The lights are designed for Basler Ace U and L cameras equipped with the Basler SLP feature, which gives direct communication between the camera and the light source. This reduces the complexity of a vision system and enables a user to integrate lighting early on, thus shortening the time spent on design and installation.
Also new from Laser Components is the Albalux FM, a laser white light module with bright and directional fibre optic output. The module has been designed for medical endoscopy, surgical headlights, manufacturing processes and 3D machine vision.
A key component of Albalux FM is the LaserLight technology from SLD Laser. Based on GaN semi-polar blue laser diodes, LaserLight generates brilliant white light that is more than 10 times higher in luminance than today’s LEDs, yet with minimal power consumption and long lifetime. To maximise light transmission, optical fibres are incorporated that gives 150 lumen CW output with sharp narrow edges.
Finally, new from Opto Engineering are the LTCLHP Core Plus telecentric illuminators, which are up to 40 per cent shorter than other telecentric lights on the market. Their working distance range has been optimised to make a measurement system as compact as possible.
Smart Vision Lights: Featured product
The NanoDrive™ LED light driver delivers full current, in most applications between 50 and 250ns to provide hundreds of amps and full intensity faster than many cameras operate.

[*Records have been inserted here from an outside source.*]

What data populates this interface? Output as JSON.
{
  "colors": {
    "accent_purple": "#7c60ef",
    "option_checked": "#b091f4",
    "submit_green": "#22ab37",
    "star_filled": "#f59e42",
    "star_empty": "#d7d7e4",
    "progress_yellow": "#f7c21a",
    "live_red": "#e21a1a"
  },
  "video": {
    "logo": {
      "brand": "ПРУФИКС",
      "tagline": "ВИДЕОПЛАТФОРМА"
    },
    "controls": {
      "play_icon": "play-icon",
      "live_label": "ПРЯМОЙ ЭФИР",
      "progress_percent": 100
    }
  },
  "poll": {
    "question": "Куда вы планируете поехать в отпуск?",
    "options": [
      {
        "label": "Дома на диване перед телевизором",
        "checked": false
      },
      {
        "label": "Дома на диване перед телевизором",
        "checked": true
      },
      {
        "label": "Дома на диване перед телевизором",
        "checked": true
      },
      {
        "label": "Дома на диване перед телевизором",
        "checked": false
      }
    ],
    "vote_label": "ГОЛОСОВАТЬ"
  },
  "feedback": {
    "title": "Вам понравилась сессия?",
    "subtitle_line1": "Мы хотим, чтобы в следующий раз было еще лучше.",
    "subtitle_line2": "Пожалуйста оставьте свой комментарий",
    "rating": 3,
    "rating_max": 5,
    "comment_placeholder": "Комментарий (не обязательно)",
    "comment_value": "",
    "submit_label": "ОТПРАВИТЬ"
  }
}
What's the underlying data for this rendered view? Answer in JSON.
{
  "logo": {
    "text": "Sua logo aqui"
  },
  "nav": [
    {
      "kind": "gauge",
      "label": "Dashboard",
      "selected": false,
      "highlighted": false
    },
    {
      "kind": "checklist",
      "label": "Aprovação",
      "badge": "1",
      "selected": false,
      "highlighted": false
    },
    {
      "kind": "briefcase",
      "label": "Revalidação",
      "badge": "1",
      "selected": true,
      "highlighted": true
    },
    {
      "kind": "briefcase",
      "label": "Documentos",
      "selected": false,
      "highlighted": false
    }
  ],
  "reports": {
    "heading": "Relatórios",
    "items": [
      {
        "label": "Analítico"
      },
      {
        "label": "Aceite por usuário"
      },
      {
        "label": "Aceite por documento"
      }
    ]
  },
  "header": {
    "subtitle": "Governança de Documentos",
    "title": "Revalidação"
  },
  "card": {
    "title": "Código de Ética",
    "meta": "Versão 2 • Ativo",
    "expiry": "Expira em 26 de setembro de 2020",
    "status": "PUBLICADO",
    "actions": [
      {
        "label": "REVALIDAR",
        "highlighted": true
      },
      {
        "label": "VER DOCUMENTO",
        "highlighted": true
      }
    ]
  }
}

While traditional LED lights that take from two to tens of microseconds to fully power on are suitable for conventional imaging applications, these time frames are becoming problematic as the inspection industry adopts higher-speed cameras. A 2019 Prism Award winner, SVL’s NanoDrive significantly expands options for applications that require short image exposure times or rapid image acquisition. NanoDrive is featured in an increasing number of Smart Vision Lights products, including:
The XR256-FIBER Light that, as an LED-powered alternative to Xenon lamps, offers a high-energy strobe output designed to match the performance of a Xenon source.
The SXP80 Projector Light, which provides high-intensity projection of small pattern features over large distances yet maintains the brightness typical of near-field applications.
The LZE300 Linear Light, which allows direct connection of up to six lights, enabling cost-effective arrays that don’t compromise uniformity.